On Sun, May 18, 2025, 13:30 Grant Taylor via NANOG <nanog@lists.nanog.org> wrote:
On 5/18/25 12:14 PM, Tom Beecher via NANOG wrote:
"I am FOO." = Identification
"This is proof I am FOO" = Authentication
Okay. I think that's a fair distinction.
Based on these meanings, I think that most contemporary MTAs use some form of (weak) authenticated identity. The most common that I see is reverse DNS with forward DNS confirmation. A less common form of (client) authentication is username & password.
N.B. Only less common in that there are more MTA-to-MTA connections than there are MUA-to-MTA connections. -- I'm eliding illegitimate connections like credential stuffing attacks.

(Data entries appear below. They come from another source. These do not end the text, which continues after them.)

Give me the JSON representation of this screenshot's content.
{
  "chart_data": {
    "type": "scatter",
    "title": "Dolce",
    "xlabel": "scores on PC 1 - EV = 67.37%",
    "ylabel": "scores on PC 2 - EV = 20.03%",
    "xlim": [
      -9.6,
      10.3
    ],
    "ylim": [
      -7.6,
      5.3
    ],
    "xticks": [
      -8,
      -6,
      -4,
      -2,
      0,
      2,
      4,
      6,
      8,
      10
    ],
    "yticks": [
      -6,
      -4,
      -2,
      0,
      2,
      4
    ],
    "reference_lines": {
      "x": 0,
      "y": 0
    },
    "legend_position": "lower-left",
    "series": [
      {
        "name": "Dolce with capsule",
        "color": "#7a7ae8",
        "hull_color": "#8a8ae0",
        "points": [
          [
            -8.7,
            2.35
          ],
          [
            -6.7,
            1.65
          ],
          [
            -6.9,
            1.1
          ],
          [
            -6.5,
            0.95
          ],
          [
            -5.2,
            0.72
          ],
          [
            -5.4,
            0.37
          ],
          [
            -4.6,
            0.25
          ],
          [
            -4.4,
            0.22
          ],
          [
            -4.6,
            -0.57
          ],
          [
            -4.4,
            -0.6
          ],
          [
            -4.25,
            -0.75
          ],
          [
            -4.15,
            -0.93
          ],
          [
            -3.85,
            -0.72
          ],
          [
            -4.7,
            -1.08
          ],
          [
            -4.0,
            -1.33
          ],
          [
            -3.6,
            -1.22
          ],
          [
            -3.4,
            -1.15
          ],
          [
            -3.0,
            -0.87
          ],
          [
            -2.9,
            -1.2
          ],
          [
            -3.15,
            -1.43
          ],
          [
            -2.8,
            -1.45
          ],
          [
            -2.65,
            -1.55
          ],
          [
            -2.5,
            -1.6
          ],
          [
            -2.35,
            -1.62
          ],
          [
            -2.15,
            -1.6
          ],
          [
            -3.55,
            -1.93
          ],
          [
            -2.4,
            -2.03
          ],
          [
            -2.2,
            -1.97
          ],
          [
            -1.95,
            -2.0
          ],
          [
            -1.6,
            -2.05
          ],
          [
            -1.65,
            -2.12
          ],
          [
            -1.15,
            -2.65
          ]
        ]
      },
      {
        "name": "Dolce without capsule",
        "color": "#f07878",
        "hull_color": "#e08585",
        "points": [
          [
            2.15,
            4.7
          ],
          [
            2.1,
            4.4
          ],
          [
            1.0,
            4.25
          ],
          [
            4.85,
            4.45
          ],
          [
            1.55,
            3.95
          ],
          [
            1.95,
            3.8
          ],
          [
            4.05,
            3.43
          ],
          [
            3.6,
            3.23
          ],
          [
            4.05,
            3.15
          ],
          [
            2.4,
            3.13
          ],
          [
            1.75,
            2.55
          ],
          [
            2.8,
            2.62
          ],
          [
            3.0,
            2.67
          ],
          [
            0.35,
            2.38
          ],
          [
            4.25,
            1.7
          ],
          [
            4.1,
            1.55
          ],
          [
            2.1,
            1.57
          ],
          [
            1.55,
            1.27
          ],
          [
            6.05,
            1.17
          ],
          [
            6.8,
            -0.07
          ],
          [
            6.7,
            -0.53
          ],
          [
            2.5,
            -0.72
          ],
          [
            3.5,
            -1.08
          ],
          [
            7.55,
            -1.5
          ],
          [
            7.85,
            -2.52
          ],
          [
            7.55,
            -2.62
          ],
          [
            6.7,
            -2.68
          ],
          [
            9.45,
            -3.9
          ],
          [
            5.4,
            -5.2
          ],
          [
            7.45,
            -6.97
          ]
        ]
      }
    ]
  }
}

I haven't seen a properly configured Internet accessible MTA not do any form of authentication in many years. More like multiple decades at this point.
So I posit that Brent's "SMTP do not authenticate" statement is outdated at best.
MTAs don't authenticate to each other. They *usually* verify the certm but this *is not* authentication- there is no context given to the idemtity, merely that the public key is trusted.
What is done with that authenticated identity is a down-stream and independent of the authentication process itself.
If authentication is done on an identity provided, *that is downstream*. TLS, by itself, is not authentication. Encryption and the trust/validity/verification if it is *not* authentication. (Internet-facing) MTAs do *not* allow/disallow entry of the service based on the identity itself.